Union leaders say such criticism is unfair. As a result of they're typically undocumented, or, more and more, momentary international visitor employees, farmworkers are among the many most susceptible and troublesome to prepare members of the labor drive. Lengthy exempted from labor legal guidelines that defend employees in different sectors, they’ve lengthy seen the deck stacked in opposition to them, specialists say. Nonetheless, mentioned Romero, the UFW president union backed-regulations akin to new protections for working in warmth have benefited not simply represented laborers however all farmworkers.

As they marched up the Central Valley, holding flags and chanting “si se puede,” most of the contributors mentioned they had been doing it to stress the governor to signal the Agricultural Labor Relations Voting Alternative Act.

“We're preventing for our rights,” mentioned Veronica Mota, 47, a farmworker from Madera who mentioned she was there representing “hundreds of farmworkers who can’t depart their work” throughout the harvest season to affix the struggle.

However many others mentioned they had been there due to what the UFW represents to them — and the voice they hope to assist in giving it sooner or later.

Rikki Mezza, who works for the state, mentioned she was strolling in reminiscence of her father, Frutoso Meza, an immigrant from Jalisco who labored within the fields and marched with Chavez within the Sixties.
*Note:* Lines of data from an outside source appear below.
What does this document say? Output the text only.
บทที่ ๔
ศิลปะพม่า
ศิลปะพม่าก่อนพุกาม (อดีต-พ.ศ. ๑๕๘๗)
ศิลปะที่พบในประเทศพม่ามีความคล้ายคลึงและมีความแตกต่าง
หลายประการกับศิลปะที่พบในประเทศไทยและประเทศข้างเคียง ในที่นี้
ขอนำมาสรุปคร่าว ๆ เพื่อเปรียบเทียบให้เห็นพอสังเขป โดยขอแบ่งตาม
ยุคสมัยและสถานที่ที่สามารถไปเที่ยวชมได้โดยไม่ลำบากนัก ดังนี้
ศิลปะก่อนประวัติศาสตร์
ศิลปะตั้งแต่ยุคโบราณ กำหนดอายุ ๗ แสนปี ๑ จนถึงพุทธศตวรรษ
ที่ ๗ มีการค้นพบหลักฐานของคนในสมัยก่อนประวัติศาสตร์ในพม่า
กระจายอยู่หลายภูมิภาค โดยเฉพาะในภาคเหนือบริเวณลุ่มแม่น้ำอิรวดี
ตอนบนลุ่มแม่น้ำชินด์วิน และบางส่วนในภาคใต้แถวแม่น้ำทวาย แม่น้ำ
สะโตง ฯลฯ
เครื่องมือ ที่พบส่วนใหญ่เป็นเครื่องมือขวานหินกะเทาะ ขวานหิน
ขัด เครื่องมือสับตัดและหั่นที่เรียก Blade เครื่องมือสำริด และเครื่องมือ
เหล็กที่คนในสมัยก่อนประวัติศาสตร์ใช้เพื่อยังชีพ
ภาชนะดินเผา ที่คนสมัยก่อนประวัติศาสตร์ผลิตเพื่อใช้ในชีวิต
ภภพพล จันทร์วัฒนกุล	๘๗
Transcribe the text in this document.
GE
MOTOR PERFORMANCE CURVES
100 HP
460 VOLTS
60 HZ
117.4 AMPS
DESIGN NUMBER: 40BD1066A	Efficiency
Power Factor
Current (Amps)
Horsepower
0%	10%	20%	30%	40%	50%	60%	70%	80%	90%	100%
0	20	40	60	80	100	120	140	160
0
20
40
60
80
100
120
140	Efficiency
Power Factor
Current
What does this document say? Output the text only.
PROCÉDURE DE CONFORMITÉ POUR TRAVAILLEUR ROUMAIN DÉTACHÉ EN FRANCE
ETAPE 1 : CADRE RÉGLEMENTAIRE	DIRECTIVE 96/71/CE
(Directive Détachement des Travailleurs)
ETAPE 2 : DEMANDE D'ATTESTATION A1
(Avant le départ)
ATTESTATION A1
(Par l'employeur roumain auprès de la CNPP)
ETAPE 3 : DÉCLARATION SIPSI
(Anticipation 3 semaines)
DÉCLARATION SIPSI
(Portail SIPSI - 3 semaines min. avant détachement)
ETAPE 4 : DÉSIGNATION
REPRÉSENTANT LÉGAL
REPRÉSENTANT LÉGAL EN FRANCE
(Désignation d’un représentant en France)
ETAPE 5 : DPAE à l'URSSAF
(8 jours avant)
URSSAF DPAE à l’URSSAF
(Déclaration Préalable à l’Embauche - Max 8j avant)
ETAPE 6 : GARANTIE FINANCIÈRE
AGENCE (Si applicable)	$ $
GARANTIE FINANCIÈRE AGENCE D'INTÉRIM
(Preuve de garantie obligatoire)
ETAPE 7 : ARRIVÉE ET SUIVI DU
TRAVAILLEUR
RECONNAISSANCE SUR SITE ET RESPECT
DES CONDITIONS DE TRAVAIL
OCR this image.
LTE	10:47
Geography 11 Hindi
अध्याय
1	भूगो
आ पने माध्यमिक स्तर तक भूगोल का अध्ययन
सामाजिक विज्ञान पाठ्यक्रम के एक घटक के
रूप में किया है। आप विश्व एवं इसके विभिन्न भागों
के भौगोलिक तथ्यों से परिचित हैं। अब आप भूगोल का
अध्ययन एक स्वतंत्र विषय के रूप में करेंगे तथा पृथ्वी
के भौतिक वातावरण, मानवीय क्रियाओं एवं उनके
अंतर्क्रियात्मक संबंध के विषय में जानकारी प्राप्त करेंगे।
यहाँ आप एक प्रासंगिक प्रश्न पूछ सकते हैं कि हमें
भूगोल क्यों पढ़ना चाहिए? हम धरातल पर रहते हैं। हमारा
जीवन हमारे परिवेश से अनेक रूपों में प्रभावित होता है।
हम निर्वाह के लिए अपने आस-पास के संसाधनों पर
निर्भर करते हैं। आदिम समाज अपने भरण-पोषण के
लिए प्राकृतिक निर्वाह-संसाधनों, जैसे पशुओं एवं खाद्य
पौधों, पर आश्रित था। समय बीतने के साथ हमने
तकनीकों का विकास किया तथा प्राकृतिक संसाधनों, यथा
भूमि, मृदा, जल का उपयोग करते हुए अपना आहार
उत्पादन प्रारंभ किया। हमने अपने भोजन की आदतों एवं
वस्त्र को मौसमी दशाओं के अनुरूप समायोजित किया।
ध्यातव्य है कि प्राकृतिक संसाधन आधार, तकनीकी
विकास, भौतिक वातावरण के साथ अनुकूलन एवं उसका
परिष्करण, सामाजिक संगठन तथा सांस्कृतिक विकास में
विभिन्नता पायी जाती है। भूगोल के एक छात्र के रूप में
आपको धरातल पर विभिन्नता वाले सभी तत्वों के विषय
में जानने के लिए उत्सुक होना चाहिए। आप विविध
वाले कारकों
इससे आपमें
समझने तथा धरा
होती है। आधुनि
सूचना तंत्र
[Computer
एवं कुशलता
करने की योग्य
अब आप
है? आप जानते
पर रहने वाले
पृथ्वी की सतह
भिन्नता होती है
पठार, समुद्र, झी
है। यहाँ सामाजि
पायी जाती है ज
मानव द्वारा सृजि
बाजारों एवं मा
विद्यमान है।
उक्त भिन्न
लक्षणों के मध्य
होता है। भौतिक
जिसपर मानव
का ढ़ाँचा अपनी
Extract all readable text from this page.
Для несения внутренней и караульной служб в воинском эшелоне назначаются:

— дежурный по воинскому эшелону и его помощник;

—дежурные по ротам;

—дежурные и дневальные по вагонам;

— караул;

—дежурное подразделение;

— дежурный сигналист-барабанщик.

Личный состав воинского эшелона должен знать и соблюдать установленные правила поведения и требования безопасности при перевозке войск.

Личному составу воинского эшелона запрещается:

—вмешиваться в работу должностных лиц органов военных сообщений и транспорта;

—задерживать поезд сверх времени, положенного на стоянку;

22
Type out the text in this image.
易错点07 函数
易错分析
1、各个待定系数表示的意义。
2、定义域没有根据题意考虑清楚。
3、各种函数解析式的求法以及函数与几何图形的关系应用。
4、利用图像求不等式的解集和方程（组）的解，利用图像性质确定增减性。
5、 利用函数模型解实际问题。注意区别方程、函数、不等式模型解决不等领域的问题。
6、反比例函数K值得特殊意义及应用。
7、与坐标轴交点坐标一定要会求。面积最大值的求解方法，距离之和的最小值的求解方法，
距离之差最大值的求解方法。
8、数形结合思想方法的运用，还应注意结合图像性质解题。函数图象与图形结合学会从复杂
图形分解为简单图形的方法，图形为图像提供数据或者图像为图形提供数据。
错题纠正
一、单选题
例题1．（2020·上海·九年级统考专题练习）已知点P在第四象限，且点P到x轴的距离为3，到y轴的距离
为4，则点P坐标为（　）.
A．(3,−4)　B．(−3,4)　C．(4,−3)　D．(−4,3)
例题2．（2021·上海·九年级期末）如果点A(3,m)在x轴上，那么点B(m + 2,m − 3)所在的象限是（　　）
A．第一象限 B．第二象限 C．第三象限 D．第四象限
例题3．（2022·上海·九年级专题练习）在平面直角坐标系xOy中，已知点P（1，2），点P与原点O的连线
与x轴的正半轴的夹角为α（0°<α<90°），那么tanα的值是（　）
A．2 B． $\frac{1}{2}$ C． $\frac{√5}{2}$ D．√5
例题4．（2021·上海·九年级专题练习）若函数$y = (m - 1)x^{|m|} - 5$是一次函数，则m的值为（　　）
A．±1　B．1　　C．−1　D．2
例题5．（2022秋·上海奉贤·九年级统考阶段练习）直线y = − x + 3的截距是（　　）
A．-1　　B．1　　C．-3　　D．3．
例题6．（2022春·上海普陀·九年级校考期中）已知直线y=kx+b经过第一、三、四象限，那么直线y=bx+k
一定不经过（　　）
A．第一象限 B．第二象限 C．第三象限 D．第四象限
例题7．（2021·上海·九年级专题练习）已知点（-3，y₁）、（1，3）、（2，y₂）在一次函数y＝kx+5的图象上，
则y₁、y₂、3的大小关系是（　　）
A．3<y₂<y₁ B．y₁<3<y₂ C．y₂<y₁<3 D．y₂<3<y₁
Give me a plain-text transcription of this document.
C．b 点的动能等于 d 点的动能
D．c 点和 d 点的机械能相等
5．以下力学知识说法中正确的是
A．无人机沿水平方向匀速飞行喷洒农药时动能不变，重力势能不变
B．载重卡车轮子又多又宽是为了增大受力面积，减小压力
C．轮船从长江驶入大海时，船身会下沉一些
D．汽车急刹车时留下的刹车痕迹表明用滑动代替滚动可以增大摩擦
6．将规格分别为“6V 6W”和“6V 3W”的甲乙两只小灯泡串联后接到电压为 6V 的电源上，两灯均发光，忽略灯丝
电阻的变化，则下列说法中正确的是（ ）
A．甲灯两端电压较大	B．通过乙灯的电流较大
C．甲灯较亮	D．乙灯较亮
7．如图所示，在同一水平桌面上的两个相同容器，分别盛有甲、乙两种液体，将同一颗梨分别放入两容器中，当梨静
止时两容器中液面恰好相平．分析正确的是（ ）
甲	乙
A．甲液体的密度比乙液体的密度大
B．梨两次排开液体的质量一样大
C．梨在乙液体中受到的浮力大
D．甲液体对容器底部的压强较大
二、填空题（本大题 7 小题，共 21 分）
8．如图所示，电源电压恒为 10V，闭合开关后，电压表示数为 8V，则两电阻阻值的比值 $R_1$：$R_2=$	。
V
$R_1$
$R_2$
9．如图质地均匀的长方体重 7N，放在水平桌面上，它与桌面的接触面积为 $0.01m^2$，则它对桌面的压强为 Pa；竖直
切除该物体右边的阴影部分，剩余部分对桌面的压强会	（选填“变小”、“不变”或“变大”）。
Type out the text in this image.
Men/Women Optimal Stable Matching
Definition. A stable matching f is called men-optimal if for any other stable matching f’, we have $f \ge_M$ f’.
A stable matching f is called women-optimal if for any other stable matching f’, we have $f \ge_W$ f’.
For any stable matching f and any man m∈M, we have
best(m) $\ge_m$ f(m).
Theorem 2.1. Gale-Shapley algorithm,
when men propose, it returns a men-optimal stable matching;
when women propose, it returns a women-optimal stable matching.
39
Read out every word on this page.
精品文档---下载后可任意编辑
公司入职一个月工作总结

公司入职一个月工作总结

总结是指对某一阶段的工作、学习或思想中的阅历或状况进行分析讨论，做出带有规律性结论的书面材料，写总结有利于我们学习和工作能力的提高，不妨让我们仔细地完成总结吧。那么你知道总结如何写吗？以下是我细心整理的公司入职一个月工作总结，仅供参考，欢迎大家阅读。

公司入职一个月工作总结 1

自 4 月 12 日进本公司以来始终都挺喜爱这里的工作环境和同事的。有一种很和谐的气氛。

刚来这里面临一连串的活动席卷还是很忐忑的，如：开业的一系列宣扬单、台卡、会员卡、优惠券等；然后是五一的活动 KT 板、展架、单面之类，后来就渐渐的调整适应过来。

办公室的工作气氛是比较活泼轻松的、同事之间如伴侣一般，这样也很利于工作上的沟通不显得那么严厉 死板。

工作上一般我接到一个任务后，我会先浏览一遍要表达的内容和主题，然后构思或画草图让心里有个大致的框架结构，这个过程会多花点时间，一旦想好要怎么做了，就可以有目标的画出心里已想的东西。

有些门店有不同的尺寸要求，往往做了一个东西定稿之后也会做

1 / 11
She wore his photograph round her neck. Different members of her household, together with her sisters, deliberate to march on completely different days.

Subsequent to Mezza, Elva Beltran climbed out of her husband’s automotive and started marching halfway via the day, saying she had labored within the fields as a teenager and wished to point out her assist.

In Ceres, the caravan picked up a police escort — summoned, organizers mentioned, due to rumors that the march is perhaps focused by white supremacists. No harassment materialized, however the Rebirth Automotive Membership of the Central Valley dispatched a number of brightly painted lowriders to maintain a watchful eye, and members of a neighborhood bike membership turned up too, blasting banda music from massive audio system.

Abel Martinez took the break day work to drive his cherry pink 1974 Lincoln Continental beside the marchers, bringing alongside his spouse, Sabrina, his daughter and his niece.

“We couldn’t be any extra grateful for these people who find themselves strolling,” Sabrina mentioned.


©2022 Los Angeles Occasions. Go to latimes.com. Distributed by Tribune Content material Company, LLC.